A blanket of poltergeist (Spectral Class).
A chimney of djinns (Demon Class).
A sleigh of Santa Claus (Elven Class).
A pantheon of gods (Heavenly Class).
A jake of Jedi (Human Class).
A nervousness of AIs (Mechanical Class).
A doubting of Cyclopses (Monster Class).
An industry of villains (Psychotic Class).
A pension of aliens (Foreign Class).
A braid of chimeræ (Wildlife Class).
A basement of vampires (Undead Class).
A duty of Frankenstein’s monsters (Irregular).


The girls and I left the burger joint.

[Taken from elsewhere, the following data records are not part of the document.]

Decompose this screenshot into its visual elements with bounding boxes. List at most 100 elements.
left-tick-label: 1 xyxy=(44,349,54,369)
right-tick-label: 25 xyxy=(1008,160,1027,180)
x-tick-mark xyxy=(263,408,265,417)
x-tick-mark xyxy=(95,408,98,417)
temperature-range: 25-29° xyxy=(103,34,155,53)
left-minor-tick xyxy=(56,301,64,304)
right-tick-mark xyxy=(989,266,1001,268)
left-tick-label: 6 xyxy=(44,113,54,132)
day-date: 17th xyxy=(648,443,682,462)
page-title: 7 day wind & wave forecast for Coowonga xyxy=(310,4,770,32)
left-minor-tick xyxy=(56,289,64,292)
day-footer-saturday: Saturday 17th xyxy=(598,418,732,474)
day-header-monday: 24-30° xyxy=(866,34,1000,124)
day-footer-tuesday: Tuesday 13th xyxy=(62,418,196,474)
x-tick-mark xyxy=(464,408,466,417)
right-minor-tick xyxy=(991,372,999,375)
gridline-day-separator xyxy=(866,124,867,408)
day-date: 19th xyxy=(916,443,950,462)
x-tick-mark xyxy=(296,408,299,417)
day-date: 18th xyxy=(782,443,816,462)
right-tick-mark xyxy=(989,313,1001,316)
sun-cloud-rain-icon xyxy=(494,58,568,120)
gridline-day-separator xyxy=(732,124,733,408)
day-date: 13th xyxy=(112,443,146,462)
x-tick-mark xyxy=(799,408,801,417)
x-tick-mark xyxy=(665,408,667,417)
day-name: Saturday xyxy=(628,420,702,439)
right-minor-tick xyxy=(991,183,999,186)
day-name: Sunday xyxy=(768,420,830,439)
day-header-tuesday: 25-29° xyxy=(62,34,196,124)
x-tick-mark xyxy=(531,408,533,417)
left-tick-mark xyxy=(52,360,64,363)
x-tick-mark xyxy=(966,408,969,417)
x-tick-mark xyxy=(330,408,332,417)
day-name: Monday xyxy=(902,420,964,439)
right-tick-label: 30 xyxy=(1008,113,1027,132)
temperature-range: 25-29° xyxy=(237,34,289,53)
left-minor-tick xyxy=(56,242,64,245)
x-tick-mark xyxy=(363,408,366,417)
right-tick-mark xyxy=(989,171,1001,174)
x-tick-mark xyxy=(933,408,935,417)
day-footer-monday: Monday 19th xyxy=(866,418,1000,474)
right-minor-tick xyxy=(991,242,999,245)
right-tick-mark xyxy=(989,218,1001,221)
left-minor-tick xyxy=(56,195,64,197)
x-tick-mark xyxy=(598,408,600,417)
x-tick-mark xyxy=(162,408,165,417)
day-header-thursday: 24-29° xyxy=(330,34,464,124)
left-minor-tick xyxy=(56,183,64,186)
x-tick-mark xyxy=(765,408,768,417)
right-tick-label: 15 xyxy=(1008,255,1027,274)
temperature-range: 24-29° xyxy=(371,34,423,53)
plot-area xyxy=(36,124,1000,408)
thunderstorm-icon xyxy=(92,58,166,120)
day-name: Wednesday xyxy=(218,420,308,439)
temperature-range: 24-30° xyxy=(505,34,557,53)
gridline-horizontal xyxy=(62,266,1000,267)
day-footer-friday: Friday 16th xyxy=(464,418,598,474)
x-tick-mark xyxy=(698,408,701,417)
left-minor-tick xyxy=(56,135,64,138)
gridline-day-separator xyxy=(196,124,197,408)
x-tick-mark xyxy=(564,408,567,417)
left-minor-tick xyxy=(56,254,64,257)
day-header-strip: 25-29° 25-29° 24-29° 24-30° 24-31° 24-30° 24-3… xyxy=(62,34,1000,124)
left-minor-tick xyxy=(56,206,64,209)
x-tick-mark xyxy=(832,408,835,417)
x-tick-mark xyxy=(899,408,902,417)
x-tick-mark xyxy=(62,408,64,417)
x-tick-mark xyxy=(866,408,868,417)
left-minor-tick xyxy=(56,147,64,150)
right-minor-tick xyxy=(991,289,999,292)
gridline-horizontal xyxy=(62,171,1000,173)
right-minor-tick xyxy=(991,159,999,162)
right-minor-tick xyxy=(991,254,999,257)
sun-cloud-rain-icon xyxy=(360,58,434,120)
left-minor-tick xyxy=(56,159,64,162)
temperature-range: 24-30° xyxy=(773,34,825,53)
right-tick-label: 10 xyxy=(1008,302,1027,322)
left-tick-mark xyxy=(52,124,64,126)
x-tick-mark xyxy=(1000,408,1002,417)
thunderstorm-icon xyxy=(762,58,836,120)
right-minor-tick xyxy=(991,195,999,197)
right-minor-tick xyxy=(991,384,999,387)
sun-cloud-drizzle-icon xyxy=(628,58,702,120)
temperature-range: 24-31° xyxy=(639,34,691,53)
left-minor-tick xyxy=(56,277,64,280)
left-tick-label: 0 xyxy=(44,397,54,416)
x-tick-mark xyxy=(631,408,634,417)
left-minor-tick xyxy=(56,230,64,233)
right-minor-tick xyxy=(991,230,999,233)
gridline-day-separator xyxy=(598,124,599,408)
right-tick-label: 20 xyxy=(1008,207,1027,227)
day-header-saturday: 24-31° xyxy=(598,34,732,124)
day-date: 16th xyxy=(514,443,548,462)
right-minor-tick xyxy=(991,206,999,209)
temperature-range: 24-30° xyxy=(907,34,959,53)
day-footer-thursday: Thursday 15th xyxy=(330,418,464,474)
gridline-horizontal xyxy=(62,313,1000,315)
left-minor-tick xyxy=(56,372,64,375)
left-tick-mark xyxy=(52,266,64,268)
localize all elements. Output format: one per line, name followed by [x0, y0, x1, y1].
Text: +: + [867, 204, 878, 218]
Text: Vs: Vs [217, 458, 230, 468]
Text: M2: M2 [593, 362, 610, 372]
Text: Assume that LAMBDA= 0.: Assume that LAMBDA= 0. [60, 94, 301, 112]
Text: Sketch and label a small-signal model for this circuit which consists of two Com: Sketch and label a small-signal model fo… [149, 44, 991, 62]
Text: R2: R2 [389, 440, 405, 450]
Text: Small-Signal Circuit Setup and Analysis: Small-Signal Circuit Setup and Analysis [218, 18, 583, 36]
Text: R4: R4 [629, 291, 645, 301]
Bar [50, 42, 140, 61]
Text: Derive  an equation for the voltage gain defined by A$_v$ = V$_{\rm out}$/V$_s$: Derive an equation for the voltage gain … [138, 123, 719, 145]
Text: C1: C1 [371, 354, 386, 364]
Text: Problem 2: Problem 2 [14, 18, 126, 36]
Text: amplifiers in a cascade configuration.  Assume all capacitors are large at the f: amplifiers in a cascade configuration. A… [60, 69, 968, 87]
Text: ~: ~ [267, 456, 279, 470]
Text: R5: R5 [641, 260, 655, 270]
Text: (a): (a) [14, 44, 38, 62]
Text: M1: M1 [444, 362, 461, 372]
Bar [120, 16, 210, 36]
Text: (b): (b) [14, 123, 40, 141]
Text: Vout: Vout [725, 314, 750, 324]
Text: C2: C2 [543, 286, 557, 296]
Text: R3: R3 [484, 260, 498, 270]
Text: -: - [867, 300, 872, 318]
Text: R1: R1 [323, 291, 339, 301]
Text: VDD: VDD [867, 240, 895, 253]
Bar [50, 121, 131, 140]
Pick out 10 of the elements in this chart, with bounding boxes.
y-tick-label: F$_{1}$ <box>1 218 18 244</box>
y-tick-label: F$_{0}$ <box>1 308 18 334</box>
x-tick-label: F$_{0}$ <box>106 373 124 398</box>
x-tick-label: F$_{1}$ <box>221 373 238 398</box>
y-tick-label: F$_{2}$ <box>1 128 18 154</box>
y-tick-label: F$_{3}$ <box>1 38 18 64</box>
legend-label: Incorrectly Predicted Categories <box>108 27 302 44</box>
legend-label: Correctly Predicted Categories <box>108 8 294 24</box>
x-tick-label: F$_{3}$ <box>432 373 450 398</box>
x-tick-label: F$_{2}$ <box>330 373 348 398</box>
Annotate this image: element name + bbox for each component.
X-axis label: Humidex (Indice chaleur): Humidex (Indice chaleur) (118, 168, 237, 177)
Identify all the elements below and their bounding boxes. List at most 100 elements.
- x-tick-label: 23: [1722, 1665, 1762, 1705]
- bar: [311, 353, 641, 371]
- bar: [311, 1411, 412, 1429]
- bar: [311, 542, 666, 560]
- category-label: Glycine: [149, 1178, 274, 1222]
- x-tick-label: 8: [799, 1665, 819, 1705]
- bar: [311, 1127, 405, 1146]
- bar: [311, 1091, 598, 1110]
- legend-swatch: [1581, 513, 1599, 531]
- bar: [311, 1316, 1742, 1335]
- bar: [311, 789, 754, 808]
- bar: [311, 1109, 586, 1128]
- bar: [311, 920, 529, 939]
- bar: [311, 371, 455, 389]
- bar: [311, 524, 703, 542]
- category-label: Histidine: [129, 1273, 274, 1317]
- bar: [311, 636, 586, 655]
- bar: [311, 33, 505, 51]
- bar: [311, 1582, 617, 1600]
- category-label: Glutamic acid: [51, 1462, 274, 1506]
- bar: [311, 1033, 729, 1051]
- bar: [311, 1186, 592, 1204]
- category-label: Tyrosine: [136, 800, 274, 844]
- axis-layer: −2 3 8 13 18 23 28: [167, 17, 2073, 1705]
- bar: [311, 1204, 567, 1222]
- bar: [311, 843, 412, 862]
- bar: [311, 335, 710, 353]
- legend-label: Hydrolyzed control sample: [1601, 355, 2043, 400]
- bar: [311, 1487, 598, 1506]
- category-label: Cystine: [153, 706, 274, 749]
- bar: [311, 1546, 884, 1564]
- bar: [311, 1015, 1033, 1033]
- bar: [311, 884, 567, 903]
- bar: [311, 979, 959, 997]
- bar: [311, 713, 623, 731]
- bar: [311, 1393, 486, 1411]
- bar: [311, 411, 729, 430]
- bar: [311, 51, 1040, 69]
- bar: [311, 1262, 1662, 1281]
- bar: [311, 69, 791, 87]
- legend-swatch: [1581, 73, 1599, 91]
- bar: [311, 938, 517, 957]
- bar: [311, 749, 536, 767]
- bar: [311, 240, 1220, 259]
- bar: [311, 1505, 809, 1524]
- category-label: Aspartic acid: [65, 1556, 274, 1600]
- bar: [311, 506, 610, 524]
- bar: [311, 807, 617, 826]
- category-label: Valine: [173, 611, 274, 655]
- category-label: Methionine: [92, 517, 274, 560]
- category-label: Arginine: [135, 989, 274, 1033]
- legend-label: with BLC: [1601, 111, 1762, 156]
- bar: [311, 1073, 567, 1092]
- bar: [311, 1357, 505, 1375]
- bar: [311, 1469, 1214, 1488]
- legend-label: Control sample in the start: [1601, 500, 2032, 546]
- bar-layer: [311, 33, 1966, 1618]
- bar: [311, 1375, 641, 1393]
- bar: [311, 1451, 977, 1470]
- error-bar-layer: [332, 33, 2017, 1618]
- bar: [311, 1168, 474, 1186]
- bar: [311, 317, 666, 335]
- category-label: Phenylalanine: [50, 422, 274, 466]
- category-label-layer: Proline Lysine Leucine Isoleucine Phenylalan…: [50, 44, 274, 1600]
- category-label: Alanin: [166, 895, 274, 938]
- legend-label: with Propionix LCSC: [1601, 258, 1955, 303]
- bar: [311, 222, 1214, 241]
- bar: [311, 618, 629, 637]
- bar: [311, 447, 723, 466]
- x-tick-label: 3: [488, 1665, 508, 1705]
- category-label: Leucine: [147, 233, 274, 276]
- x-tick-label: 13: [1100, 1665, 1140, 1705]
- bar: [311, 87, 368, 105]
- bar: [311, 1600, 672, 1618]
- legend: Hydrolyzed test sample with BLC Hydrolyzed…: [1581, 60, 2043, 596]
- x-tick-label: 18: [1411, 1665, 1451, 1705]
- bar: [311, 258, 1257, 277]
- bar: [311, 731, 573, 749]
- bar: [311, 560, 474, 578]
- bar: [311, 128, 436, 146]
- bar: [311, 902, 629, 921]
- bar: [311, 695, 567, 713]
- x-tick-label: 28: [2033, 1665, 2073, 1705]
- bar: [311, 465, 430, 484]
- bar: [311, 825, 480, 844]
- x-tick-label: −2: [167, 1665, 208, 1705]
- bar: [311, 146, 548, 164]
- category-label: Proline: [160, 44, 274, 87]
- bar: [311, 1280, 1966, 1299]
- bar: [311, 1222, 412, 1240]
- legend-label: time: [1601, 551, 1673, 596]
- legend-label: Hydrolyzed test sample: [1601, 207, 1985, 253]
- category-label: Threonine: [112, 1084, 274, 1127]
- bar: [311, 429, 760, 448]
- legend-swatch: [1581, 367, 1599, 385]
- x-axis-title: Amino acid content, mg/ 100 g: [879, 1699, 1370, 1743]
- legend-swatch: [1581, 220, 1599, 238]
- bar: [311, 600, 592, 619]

Technically, the restaurant had already closed.

Outside, scuffing the cobble-stoned sidewalk: “A pathway?”

Oh, the looks Lynn can give.

We moved to some curbside seating.

Garland. Imagine condoms decking the gymnasiums of Sadie Hawkins dances.

Caitlin said “streamer.” We all loved “streamer,” so onomonopia. Screamer. Stream—we could have gone on. Instead, we went home.

Proposals for the collective noun for condoms are still trickling in. Two days after the burger joint, a sea of people turn out for a free concert in the park. We pass Hannah, who’s heard about our talk. “A reel!” she shouts. She turns back. “Or a ream!”

When Nina comes to visit Lynn, she says “a skein.” Nina had earlier texted “yard.” She wonders. Perhaps you can buy condoms by the yard. At JoAnn’s Fabrics? (She discovers you can buy rulered condoms.)

Matt, someone freshly minted from comedy school: “A compromise of condoms.”

James, our department chair, seconds magazine. Might be bandolier. Might be gang bang.

My boyfriend recommends a weekend of condoms.

After I’ve explained myself to Joel, a potter who experiments with form: “Then shouldn’t it be an essay of condoms?”

Look how we play with our language. How it putties in our hands. Is our favorite toy, even. Our heartsong out loud. This is how we wax. 

Lipton signs off in his introduction:

I have two earnest hopes: one, that the evangelist tone of this preface will be forgiven; and, two, that a few from Parts III and IV—and even from Part V—will stick to our ribs and be ingested into our speech. If they do, it isn’t just that we will be able to turn to someone and coolly and correctly say, “Look—a charm of finches.” What is more important is that a charm of poetry will have slipped quietly into our lives.

Well, that’s right.

One of my professors has tendered a gross. 4th grade, his friend reaches into a drawer of his father’s nightstand and pulls out what I imagine that father calls rubbers. That friend grows up to be a man who says they’re a gross of condoms, so economic. He grows up, in fact, to become a condom distributor. “Gross” is a purveyor’s word. A gross of bottle rockets or could be anything—whatever’s selling.

Right now, Fifty Shades of Grey is bestselling. Caitlin refers me to Chapter 8. Christian Grey “opens the top drawer of the chest and removes a packet of condoms.” My knee-jerk response is, since E.L. James is saying packet, I’m against it.

It is not poetry. Not what you hear as tuning in the narrow corridors of your bones.